Democracy is now dead, and the leaders—even Douglas men who were members of the Charleston and Baltimore Conventions, and are now brigadier generals, colonels &c.—abandon popular sovereignty and favor the Yancey platform, as expressed in the Crittenden Compromise, and exert themselves to delude republicans, union men, and popular sovereignty democrats, into the abandonment of their principles. They have no desire that any compromise shall be made. They are determined to force the republicans to abandon their principles and humbly sue for peace and to this end they are willing to bring the republic to the verge of utter and eternal ruin if necessary. The object is not the welfare of the country but to place the Republican party apparently in the wrong, in the hope that thereby democracy will be enabled again to triumph in 1864.

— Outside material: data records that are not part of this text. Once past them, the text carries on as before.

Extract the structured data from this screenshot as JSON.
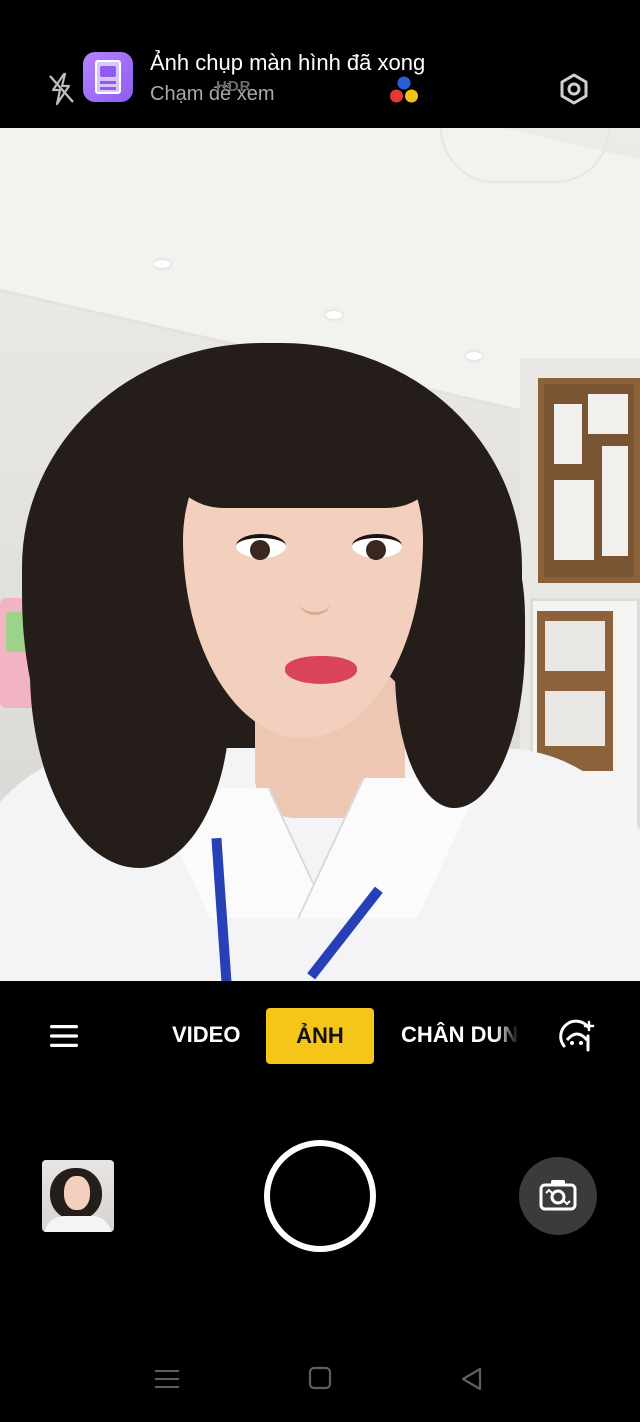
{
  "notification": {
    "title": "Ảnh chụp màn hình đã xong",
    "subtitle": "Chạm để xem",
    "hdr_tag": "HDR",
    "icons": [
      "flash-off-icon",
      "screenshot-app-icon",
      "color-dots-icon",
      "settings-icon"
    ]
  },
  "modes": {
    "video": "VIDEO",
    "photo": "ẢNH",
    "portrait": "CHÂN DUNG",
    "selected": "ẢNH",
    "highlight_color": "#f5c518"
  },
  "controls": {
    "menu_icon": "hamburger-menu-icon",
    "beauty_icon": "beauty-face-icon",
    "shutter_icon": "shutter-button",
    "flip_icon": "flip-camera-icon",
    "thumbnail": "last-photo-thumbnail"
  },
  "navbar": {
    "icons": [
      "recents-icon",
      "home-icon",
      "back-icon"
    ]
  }
}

If the adoption or rejection of the Crittenden Compromise depended upon the votes of the mass of the Douglas Democrats alone, they would unhesitatingly reject it, and it is hoped that they will, ere long, with as little hesitation, discard and consign to deserved infamy, as enemies of their country, the unprincipled political gamblers who would induce them to assume an attitude which would justly subject them to the imputation of yielding, like dastardly cravens, to the insolent and unreasonable demands of the imperious slave-holders of the South; who, having been accustomed from infancy to secure implicit obedience from negroes by force, seem to have persuaded themselves that by the same means the freemen of the north can be made to ignore their honor and their manhood and lick the hand that smites them. If the Douglas Democrats and Republicans do not in this crisis firmly, and regardless of consequences, resist every attempt to fasten slavery upon the territories by constitutional provisions placing it beyond the control of Congress or the people, they are cravens and fit only for slaves.